To struggle with the triple concerns of climate change, a huge volume of annual waste, and disruptions like the global pandemic, this work mainly emphasises three intertwined SC paradigms, i.e. decarbonised resilient and CLSC. To the best of our knowledge, this is one of the first papers that provided a categorised list of decarbonised resilient CLSC criteria (Table 2) by identifying different impacts of COVID-19 on SCs via an SLR embedded with a coding technique. Moreover, this general list has been contextualised for pharmaceutical SMEs in emerging economies similar to Iran using a quantitative expert-based approach, fuzzy-Delphi. Besides, the finalised categorised list, including four classes and thirteen criteria (Fig. 3), has been evaluated from three perspectives, namely: (i) cause-and-effect group (Figs. 4 and 6), (ii) causal network relationships model (Fig. 5), and (iii) level-based interaction frameworks (Fig. 7). A fuzzy multi-layer decision-making approach, F-DEMATEL and F-ISMMICMAC, has been employed to accomplish this. Innovatively, the final results of this stage have been enriched by a multi-scenario analysis. Furthermore, this article has eventually proposed a comprehensive framework of decarbonised resilient CLSC criteria impacted by COVID-19 (Fig. 9).

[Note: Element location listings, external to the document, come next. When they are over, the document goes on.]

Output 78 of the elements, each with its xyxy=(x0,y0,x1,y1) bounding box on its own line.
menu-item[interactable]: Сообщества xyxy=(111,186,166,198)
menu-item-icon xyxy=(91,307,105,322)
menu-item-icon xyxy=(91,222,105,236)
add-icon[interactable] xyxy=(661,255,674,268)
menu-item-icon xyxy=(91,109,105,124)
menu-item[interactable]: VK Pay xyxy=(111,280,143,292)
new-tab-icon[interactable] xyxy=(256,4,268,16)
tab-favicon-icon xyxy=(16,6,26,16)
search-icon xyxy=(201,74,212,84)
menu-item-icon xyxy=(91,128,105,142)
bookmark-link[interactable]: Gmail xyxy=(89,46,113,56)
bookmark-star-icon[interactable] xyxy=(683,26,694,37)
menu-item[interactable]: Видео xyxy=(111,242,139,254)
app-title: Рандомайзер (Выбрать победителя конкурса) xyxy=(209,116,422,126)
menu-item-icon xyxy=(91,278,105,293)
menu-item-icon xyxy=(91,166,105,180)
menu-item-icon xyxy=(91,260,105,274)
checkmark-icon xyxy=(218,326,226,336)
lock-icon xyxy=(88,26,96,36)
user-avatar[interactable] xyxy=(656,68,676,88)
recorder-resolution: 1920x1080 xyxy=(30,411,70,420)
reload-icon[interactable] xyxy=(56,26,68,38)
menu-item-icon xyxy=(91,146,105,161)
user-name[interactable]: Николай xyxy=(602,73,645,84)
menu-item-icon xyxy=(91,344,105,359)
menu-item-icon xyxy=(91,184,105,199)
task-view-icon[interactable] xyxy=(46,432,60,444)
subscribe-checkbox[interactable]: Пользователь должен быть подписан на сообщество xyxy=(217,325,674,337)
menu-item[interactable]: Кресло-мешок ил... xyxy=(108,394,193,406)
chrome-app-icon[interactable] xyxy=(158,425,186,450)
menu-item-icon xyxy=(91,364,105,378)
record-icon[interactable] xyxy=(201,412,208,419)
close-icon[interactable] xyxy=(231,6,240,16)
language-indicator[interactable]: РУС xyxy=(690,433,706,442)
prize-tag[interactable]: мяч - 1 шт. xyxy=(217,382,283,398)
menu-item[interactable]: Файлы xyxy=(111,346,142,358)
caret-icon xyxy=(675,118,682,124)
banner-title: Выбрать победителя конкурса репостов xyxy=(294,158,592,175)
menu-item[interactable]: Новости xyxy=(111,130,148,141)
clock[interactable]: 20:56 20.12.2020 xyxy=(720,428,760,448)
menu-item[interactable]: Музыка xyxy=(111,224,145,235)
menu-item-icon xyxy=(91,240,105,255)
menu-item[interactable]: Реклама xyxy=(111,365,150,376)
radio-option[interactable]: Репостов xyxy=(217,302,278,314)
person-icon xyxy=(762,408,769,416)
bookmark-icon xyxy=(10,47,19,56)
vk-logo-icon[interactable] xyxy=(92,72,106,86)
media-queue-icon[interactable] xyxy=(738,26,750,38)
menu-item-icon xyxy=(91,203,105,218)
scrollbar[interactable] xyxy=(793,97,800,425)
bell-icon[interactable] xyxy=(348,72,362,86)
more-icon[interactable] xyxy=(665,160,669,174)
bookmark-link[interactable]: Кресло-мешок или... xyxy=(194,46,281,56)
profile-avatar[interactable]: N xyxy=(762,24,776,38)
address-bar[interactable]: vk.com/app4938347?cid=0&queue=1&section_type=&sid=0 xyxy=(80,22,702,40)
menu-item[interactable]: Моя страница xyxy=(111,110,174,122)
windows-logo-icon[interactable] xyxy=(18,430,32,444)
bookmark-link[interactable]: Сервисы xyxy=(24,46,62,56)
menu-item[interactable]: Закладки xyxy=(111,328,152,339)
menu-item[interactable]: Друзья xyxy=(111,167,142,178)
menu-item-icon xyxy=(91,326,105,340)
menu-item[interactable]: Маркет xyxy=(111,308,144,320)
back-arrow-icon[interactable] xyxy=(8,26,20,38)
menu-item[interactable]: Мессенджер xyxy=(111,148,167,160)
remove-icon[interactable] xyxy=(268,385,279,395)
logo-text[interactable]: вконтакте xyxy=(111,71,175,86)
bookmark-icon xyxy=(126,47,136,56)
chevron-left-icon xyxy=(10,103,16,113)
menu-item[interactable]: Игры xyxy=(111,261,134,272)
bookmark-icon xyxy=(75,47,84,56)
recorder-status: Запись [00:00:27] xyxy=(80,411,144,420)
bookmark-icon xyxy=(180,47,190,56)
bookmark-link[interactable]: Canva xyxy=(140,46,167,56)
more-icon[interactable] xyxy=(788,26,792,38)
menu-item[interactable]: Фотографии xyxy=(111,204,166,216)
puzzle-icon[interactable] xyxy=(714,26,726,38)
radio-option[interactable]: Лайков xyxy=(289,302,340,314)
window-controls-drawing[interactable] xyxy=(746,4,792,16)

Although this research explored and investigated decisional criteria in decarbonised resilient CLSC from different points of view, inevitable limitations still exist. Firstly, fuzzy-delphi might be widely used to specify the general list of research items from the SLR. However, the data it was based on was limited to only ten experts in this research. This issue also occurred in the data-gathering stage of F-DEMATEL and F-ISM-MICMAC. Since this paper was prepared during the COVID-19 outbreak, experts' accessibility was low due to the lockdowns. Hence, employing several distinct future panels with more scholars would lead to more robust results of the applied methodology. Likewise, the practical and managerial implications were limited to a broad case of an emerging economy like that of Iran. Thus, future research should compound a larger and more diverse expert panel worldwide. Secondly, other appropriate data analysis methods, like fuzzy cognitive mapping, could be employed to test the accuracy of these results. Thirdly, other SC paradigms, e.g., sustainable SC, digitalised SC, etc., could be added to the triple themes of this work to gain a more comprehensive framework. Fourthly, the results of this paper were restricted to disruptions only caused by the COVID-19 outbreak; however, other recent disruptions, such as earthquakes and war, could be added to future works. Finally, a policy-making system for Iran's pharmaceutical-decarbonised future scholars could develop resilient CLSC, and the managerial suggestions of this work can be fulfilled step by step.